The street sang to me, bare feet to concrete, calluses scraping off and growing hard again, and ever step let me hear the city’s song. On this corner, a sixteen-year old girl was raped by four Tans just coming into their teens. That was about three hours ago; the rain was washing her blood and the memory of her pain away, and I left bloody footprints on the skin of the city. I ran a hand over the bench at the bus stop, stirred up the ghosts of ancient orgasms, true love declared in quickies between stops, and felt like a voyeur with an ear to the door. The television in the shop window called to me, eldritch secrets from outside my headspace. I stopped to give it worship.

A forest of microphones stood up, odd stamens in the growth-cycle of the journalist creed. I imagined the women wet and ovulating, hoping some of the pollen being spread on the breeze would finds its way to them. Undoubtedly, someone would leave this press conference pregnant.

“Mr. President, would you like to comment on the wedding performed this morning at the White House?”

The old man smiled like your grandfather caught with a bit of porn on the way out of the bathroom, endearing and innocent as long as you didn’t think too hard about what just happened.

“It was a favor to a pair of very good friends of mine, the new Mr. and Mrs. Wylie-Smith. We have known each other for years and they’ve been diligent supporters for my campaign, so I agreed to host the ceremony.”

A babble and crush from the reporters, a thousand questions. One of them screamed to be heard about the others, waving her black phallus microphone taller than the rest.

“Is it true the bride was nude?”

I willed the universe to end, to flip the channel with my brain.

The rusty speakers announced Haagenti led Gaap in the polls by six points, the dollar was down, the Pandemonium Pitfiends were ahead by three field goals and sex desecrated cheerleaders, and the toilet chimed the hour as Jaxon Tremaine finally found his way back from the sole restroom to a seat at the bar, a perilous journey of six paces over three dead drunks and around a spittoon curling with sulfurous yellow smoke. The haggard shade behind the counter coaxed up the volume a notch as news from the front came in, laid a couple drops of liquid smoke in front of us, and disappeared.
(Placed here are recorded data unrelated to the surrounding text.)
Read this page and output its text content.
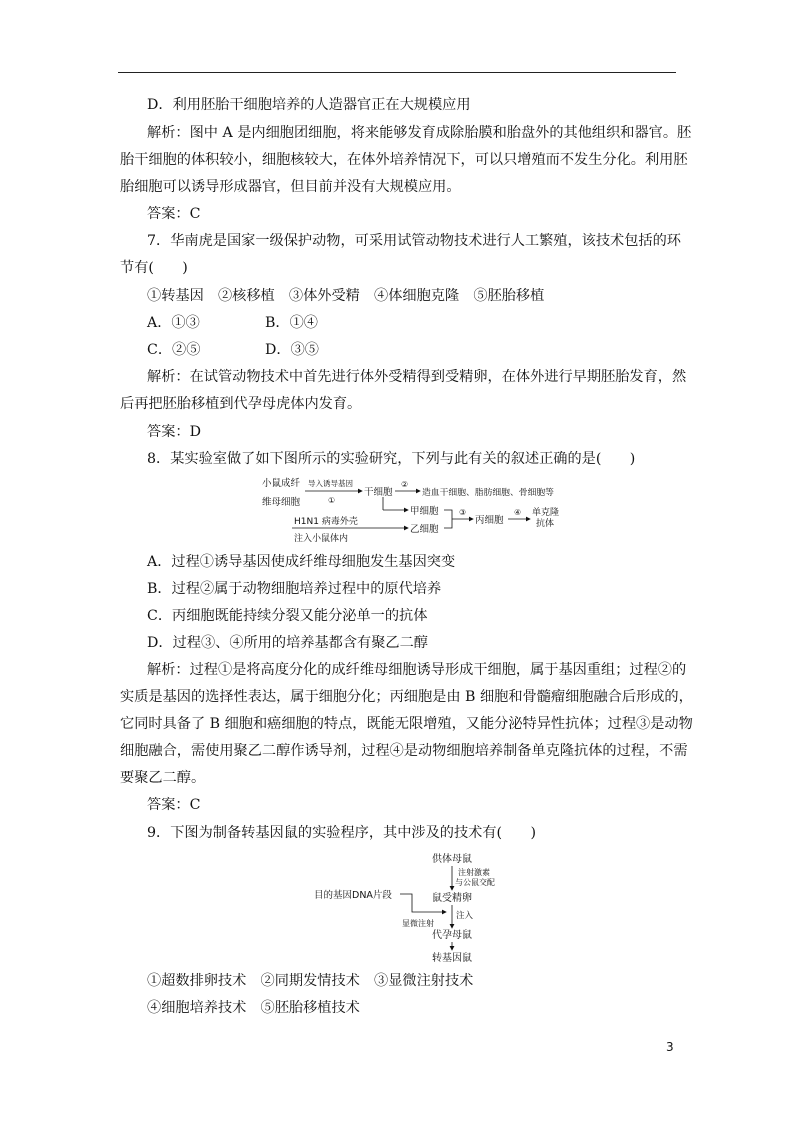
D．利用胚胎干细胞培养的人造器官正在大规模应用
解析：图中 A 是内细胞团细胞，将来能够发育成除胎膜和胎盘外的其他组织和器官。胚
胎干细胞的体积较小，细胞核较大，在体外培养情况下，可以只增殖而不发生分化。利用胚
胎细胞可以诱导形成器官，但目前并没有大规模应用。
答案：C
7．华南虎是国家一级保护动物，可采用试管动物技术进行人工繁殖，该技术包括的环
节有(　　)
①转基因　②核移植　③体外受精　④体细胞克隆　⑤胚胎移植
A．①③	B．①④
C．②⑤	D．③⑤
解析：在试管动物技术中首先进行体外受精得到受精卵，在体外进行早期胚胎发育，然
后再把胚胎移植到代孕母虎体内发育。
答案：D
8．某实验室做了如下图所示的实验研究，下列与此有关的叙述正确的是(　　)
小鼠成纤
维母细胞
导入诱导基因
①
干细胞
②
造血干细胞、脂肪细胞、骨细胞等
甲细胞
H1N1 病毒外壳
注入小鼠体内
乙细胞
③
丙细胞
④ 单克隆
抗体
A．过程①诱导基因使成纤维母细胞发生基因突变
B．过程②属于动物细胞培养过程中的原代培养
C．丙细胞既能持续分裂又能分泌单一的抗体
D．过程③、④所用的培养基都含有聚乙二醇
解析：过程①是将高度分化的成纤维母细胞诱导形成干细胞，属于基因重组；过程②的
实质是基因的选择性表达，属于细胞分化；丙细胞是由 B 细胞和骨髓瘤细胞融合后形成的，
它同时具备了 B 细胞和癌细胞的特点，既能无限增殖，又能分泌特异性抗体；过程③是动物
细胞融合，需使用聚乙二醇作诱导剂，过程④是动物细胞培养制备单克隆抗体的过程，不需
要聚乙二醇。
答案：C
9．下图为制备转基因鼠的实验程序，其中涉及的技术有(　　)
供体母鼠
注射激素
与公鼠交配
目的基因DNA片段	鼠受精卵
显微注射
注入
代孕母鼠
转基因鼠
①超数排卵技术　②同期发情技术　③显微注射技术
④细胞培养技术　⑤胚胎移植技术
3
I waited until Jaxon had his shot before I pressed the square-cut barrel dig into his ribs. With the practiced ease of a stoolie, he slowly laid his empty hands on the bar.
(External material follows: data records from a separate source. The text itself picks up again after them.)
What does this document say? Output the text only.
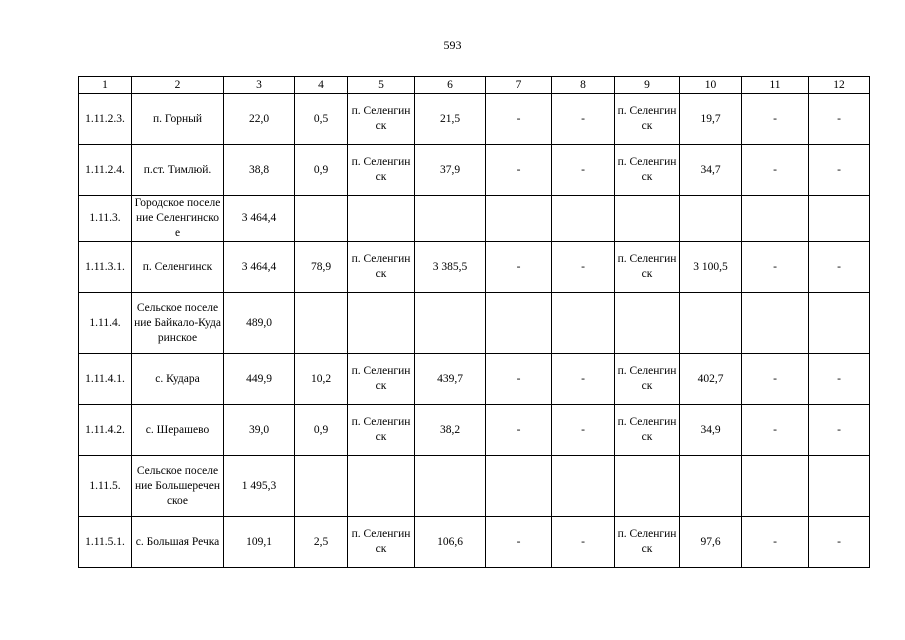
593
1	2	3	4	5	6	7	8	9	10	11	12
1.11.2.3.	п. Горный	22,0	0,5	п. Селенгинск	21,5	-	-	п. Селенгинск	19,7	-	-
1.11.2.4.	п.ст. Тимлюй.	38,8	0,9	п. Селенгинск	37,9	-	-	п. Селенгинск	34,7	-	-
1.11.3.	Городское поселение Селенгинское	3 464,4									
1.11.3.1.	п. Селенгинск	3 464,4	78,9	п. Селенгинск	3 385,5	-	-	п. Селенгинск	3 100,5	-	-
1.11.4.	Сельское поселение Байкало-Кударинское	489,0									
1.11.4.1.	с. Кудара	449,9	10,2	п. Селенгинск	439,7	-	-	п. Селенгинск	402,7	-	-
1.11.4.2.	с. Шерашево	39,0	0,9	п. Селенгинск	38,2	-	-	п. Селенгинск	34,9	-	-
1.11.5.	Сельское поселение Большереченское	1 495,3									
1.11.5.1.	с. Большая Речка	109,1	2,5	п. Селенгинск	106,6	-	-	п. Селенгинск	97,6	-	-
“I got a couple dollars in my back pocket, and a sacrament. My soul belongs to Barbas.”

“Paulina Rigamenti.” I said.

“Vaxas’s clan, down-pit.”

“But you know her.”

“Not really. She’s from down pit. Likes to get a taste of what’s outside the Old Wall from time to time. That’s all.”

“Where is she?”

“Fuck, I dunno boss.”

I flipped the channel again, bored and angry at the television gods that spoke to me through their storefront oracle.

When the security people came down to the cubicle gulag, I froze. It wasn’t a question if they had found out something, it’s what they had found out—the copy of Tetris loaded in the spreadsheet file? The proxy browser that let my bypass the work firewall? The CD with all the freeware that was better than the crap they were paying thousands of dollars each year in licenses for?

“Ms. Nunez.” One of them said. “Your presence has been requested downstairs. We’ve been asked to escort you.”

It was a head, decapitated, rotting. There was a WXR jack installed at the back of its neck, the thin scars along the neck and jawbone suggested wires. I looked a question.

“We think it’s Russian.” Her boss said. “We need you to do an evaluation.”

Bile surged through me, and in a burst of static we returned to our regular scheduled program.

“…have been members of the Wiccan faith for many years.” The President explained. “It is traditional in the ceremonies of their particular coven that the bride and groom should be skyclad.”